Stanford 2026 AI Index - Cash In, Transparency Out

Global corporate AI investment hit $581.7 billion in 2025, more than doubling the prior year's $253 billion. In the same period, the Foundation Model Transparency Index fell from 58 to 40. That combination - record spending, shrinking accountability - sits at the center of Stanford HAI's 2026 AI Index Report, published April 13.

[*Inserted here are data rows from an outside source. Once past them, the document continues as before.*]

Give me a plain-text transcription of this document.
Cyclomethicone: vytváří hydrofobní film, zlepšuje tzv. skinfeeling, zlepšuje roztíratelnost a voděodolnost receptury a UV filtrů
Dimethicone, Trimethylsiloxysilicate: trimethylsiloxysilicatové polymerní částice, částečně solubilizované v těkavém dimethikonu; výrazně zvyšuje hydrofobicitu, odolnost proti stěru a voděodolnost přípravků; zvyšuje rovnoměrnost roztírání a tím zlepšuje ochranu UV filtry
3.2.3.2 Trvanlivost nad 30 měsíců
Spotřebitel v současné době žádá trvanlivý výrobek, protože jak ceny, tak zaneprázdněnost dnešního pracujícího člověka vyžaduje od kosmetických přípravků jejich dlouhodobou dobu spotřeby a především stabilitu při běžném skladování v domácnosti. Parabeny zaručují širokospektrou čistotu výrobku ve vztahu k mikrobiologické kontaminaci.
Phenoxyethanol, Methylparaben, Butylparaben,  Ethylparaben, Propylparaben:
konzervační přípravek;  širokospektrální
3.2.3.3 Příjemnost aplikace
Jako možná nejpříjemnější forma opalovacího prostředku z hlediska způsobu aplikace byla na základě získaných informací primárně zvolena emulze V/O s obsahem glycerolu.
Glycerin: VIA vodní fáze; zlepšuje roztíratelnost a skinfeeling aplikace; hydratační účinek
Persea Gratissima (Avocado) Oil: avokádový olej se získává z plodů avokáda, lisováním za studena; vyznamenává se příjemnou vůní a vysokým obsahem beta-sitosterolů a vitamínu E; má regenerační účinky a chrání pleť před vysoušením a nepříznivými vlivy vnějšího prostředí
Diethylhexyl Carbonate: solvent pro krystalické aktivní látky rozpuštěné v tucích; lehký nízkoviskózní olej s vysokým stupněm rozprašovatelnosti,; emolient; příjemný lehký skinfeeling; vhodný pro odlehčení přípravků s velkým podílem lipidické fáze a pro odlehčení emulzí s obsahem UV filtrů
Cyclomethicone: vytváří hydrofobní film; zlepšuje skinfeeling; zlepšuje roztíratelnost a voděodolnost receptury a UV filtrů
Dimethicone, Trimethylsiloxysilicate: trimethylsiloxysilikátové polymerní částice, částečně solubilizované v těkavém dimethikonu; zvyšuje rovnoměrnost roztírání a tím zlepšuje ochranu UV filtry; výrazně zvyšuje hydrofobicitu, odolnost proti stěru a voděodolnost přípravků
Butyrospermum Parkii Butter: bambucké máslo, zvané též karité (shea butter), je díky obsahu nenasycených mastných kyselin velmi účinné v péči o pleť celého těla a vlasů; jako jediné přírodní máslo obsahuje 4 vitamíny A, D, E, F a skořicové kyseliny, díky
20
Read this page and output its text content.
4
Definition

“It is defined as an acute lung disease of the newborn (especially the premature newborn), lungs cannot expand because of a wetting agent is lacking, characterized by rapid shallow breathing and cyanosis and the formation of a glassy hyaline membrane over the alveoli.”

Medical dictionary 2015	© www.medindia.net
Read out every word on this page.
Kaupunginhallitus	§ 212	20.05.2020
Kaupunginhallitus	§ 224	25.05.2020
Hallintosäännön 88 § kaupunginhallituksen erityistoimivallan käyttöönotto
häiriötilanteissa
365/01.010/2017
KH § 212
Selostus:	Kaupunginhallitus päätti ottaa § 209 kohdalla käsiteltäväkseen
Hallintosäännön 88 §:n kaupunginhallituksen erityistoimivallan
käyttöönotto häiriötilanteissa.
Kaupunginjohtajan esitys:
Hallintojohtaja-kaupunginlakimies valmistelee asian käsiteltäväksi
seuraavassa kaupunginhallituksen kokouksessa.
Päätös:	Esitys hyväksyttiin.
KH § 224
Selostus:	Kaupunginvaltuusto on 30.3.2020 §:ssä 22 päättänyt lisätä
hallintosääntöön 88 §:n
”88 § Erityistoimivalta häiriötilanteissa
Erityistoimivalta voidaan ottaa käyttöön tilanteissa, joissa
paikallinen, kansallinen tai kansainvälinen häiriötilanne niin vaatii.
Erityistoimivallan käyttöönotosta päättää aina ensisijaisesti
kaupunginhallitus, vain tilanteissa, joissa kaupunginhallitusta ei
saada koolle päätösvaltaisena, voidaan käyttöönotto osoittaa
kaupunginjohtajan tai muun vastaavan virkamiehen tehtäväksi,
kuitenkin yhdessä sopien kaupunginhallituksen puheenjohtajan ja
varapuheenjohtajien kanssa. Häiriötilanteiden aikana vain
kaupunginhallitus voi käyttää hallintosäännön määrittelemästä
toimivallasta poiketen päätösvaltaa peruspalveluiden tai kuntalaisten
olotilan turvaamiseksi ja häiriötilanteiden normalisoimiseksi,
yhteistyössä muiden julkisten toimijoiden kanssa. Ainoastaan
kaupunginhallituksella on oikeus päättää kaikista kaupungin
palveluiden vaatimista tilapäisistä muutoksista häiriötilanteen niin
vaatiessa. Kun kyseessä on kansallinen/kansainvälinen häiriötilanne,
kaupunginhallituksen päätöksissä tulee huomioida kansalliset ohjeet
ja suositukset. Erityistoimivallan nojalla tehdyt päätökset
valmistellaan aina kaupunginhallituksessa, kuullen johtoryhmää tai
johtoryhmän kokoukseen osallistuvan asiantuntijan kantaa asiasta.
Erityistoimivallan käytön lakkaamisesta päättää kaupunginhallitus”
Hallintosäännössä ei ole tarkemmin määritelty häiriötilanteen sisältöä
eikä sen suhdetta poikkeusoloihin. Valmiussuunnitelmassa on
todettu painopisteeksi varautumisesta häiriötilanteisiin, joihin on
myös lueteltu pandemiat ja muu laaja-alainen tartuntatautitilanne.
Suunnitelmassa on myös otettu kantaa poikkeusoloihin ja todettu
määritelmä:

The report is Stanford's annual attempt to hold a mirror to the field. Over 400 pages, it tracks capabilities, investment, public sentiment, employment, and environmental costs. This year the mirror isn't flattering.

TL;DR

Global AI investment doubled to $581.7B in 2025, with US private investment alone at $285.9B
The US-China model performance gap narrowed to just 2.7% on top benchmarks
Foundation Model Transparency Index dropped from 58 to 40 - the most capable models disclose the least
Entry-level software developer employment (ages 22-25) fell nearly 20% since 2024
SWE-bench coding scores jumped from 60% to nearly 100% in a single year

Metric	2024	2025/2026
Global AI investment	$253B	$581.7B (+130%)
US private investment	$125B	$285.9B (+128%)
Foundation Model Transparency Index	58	40
US-China performance gap	~15%	2.7%
SWE-bench Verified (best model)	~60%	~100%
Terminal-Bench task success	20%	77.3%
GenAI global adoption	~35%	53%
Entry-level dev jobs (ages 22-25)	baseline	-20%

Capabilities Hit a New Ceiling

Coding and Reasoning

The jump in benchmark performance over the past year is real and measurable. On SWE-bench Verified, which tests AI models on real GitHub issues, scores climbed from around 60% to near 100% - matching or exceeding what human developers achieve. Terminal-Bench, a newer test measuring success on real-world agentic tasks, went from 20% in 2025 to 77.3% in 2026. Cybersecurity problem-solving on standardized challenges reached 93%, up from 15% a year earlier.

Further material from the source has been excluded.